The District of Columbia’s novel stormwater trading program got a piece of “The Rock” Monday, as Prudential Financial Inc. announced it would invest $1.7 million in projects aimed at reducing polluted runoff from the streets of the nation’s capital into the Anacostia and Potomac rivers.
The New Jersey-based financial services company, which claims the imposing Rock of Gibraltar as its symbol, is joining with The Nature Conservancy and Encourage Capital, a socially conscious investment firm in New York, to install permeable pavement, rain gardens and other “green infrastructure” in the District that could be used to offset stormwater impacts from development elsewhere in the city.
In a news release announcing the joint venture, Lata Reddy, Prudential's vice president for corporate responsibility, called District Stormwater LLC an "innovative approach to improving critical environmental infrastructure" that could be a model for dealing with similar problems nationally.
Marc Diaz, managing director for NatureVest, an arm of The Nature Conservancy, said the effort is inspired by the District’s trading program. He called it “a powerful opportunity to accelerate use of green infrastructure through private investment while also reducing the need for public spending on stormwater management.”
Stormwater runoff is a significant and growing source of pollution in the Chesapeake Bay watershed and elsewhere. But cities, especially older, densely developed ones like the District, often struggle to pay for costly remedies.
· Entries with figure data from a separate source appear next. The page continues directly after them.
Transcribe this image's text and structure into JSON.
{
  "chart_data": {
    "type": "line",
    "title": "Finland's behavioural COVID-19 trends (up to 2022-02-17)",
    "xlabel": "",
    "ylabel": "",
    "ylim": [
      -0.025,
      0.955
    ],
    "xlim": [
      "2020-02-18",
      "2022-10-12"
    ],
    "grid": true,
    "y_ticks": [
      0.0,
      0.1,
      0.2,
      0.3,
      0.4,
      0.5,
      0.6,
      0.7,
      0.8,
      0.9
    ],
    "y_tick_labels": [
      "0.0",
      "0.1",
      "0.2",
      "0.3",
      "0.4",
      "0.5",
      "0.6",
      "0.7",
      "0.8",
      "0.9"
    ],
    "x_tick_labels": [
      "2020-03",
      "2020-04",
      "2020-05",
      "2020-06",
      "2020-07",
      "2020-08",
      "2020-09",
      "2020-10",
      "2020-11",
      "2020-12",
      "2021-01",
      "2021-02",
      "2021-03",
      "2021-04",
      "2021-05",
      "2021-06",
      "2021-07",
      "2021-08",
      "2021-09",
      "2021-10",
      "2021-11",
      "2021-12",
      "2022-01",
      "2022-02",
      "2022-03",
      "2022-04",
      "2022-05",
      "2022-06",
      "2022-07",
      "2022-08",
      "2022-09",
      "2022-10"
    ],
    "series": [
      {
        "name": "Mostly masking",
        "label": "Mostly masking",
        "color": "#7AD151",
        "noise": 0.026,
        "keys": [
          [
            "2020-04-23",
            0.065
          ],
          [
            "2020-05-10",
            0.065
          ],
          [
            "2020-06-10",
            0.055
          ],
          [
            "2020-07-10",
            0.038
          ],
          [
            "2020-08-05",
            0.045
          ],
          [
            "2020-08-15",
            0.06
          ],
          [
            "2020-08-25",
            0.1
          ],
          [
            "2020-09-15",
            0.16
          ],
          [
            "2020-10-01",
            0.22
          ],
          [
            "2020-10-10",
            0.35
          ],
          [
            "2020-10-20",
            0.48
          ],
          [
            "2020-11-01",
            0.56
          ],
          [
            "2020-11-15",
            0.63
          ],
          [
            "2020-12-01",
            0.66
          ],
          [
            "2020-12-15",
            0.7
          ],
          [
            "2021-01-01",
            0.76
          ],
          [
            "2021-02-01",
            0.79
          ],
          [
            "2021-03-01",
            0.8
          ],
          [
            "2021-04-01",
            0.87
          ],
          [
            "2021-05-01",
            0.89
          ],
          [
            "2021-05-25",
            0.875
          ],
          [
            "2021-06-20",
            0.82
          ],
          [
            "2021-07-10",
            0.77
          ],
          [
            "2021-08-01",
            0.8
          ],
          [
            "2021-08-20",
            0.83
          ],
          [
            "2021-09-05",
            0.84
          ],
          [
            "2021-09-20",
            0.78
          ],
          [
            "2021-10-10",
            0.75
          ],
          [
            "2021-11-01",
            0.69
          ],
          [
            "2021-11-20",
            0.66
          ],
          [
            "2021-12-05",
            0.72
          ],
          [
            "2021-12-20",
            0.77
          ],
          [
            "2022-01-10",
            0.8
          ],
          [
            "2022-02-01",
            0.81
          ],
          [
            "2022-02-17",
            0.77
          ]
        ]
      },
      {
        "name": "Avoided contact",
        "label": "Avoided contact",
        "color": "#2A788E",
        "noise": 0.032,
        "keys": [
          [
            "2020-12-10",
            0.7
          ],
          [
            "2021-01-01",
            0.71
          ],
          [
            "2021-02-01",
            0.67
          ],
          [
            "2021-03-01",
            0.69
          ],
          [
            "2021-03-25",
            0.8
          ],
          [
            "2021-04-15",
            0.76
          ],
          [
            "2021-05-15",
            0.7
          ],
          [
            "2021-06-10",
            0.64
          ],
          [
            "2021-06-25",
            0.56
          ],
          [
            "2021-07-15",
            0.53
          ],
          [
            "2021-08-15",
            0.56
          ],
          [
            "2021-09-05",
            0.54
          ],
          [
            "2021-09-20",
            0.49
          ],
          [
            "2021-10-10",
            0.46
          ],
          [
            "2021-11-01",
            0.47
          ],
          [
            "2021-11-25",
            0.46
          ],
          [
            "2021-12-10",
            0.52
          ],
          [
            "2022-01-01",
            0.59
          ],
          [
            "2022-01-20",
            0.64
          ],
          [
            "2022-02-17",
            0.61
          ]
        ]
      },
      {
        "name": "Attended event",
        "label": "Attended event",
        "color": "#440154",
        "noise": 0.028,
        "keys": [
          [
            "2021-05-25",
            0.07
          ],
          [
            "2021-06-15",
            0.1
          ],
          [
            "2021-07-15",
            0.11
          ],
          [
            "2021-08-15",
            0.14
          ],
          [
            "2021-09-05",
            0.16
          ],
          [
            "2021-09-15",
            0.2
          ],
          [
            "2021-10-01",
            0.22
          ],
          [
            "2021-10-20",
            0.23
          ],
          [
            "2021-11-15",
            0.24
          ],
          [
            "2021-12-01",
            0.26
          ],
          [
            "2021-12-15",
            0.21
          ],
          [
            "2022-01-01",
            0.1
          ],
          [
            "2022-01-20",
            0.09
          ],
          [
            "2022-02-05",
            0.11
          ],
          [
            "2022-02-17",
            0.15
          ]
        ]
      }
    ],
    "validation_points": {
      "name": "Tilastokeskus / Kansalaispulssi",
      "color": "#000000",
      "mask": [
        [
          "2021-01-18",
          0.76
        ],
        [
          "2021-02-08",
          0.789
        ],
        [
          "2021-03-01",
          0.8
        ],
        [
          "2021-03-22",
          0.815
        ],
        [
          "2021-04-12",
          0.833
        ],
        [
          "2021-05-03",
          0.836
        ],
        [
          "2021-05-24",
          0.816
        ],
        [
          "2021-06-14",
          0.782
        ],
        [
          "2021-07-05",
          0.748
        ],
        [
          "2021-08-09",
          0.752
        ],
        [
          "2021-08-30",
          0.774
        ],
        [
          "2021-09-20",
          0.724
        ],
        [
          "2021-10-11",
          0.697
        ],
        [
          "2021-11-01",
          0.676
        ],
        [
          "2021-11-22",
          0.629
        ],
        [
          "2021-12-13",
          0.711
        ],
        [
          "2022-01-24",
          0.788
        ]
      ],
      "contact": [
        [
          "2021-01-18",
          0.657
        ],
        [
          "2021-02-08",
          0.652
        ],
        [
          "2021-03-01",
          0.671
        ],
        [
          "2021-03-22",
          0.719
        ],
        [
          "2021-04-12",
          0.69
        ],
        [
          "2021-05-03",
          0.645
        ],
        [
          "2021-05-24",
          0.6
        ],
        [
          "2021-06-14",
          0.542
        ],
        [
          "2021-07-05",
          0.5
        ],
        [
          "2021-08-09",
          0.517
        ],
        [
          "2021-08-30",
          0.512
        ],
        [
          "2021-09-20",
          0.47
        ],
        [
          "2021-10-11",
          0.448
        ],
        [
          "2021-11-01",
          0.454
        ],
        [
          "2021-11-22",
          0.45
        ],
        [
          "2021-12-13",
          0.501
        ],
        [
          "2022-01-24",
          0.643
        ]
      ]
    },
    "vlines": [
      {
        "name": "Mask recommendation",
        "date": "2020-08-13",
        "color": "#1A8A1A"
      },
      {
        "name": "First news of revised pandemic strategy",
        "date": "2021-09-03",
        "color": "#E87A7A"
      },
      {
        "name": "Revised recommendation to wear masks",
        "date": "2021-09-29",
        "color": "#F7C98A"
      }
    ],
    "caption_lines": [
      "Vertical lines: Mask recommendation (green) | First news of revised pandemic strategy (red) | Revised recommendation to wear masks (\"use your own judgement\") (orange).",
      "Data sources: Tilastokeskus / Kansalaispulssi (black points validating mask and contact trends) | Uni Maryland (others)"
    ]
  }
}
The projects underwritten by the new venture would be expected to qualify for marketable “credits” under the District’s trading program. Launched nearly three years ago, the program lets land-constrained developers meet some of their mandated runoff retention requirements by buying credits from pollution-curbing projects installed on other sites.
Billed as the first of its kind in the nation, the trading program approved its initial sale of credits in September 2014. Since then, just a couple transactions have occurred, but another 22 development projects are under construction and are candidates to purchase credits, according to Brian Van Wye, chief of the stormwater program for the District Department of Energy and Environment.
Though there are enough stormwater retention credits available to meet developers’ needs for now, Van Wye said the District’s program is still in its early stages and needs to grow to help restore degraded urban streams. The District government must retrofit its already developed neighborhoods, he said, and officials hope to do it less expensively by buying privately installed stormwater “credits” rather than paying the full construction cost to build rain gardens, green roofs and the like.
The District stormwater chief welcomed the Prudential-backed venture, saying “it’s exactly the kind of thing we want to see happen. I think it is going to help move the market forward.”
This is Prudential's first dip into financing stormwater projects, according to Ommeed Sathe, the company's vice president for "impact investments." But company executives hope this pilot program will be successful, Sathe said in an email, and in any case intend to share what they learn about this attempt to deal with polluted runoff.
The conservancy and Encourage Capital will oversee the effort, which will begin by identifying sites around the District for installing stormwater retention projects.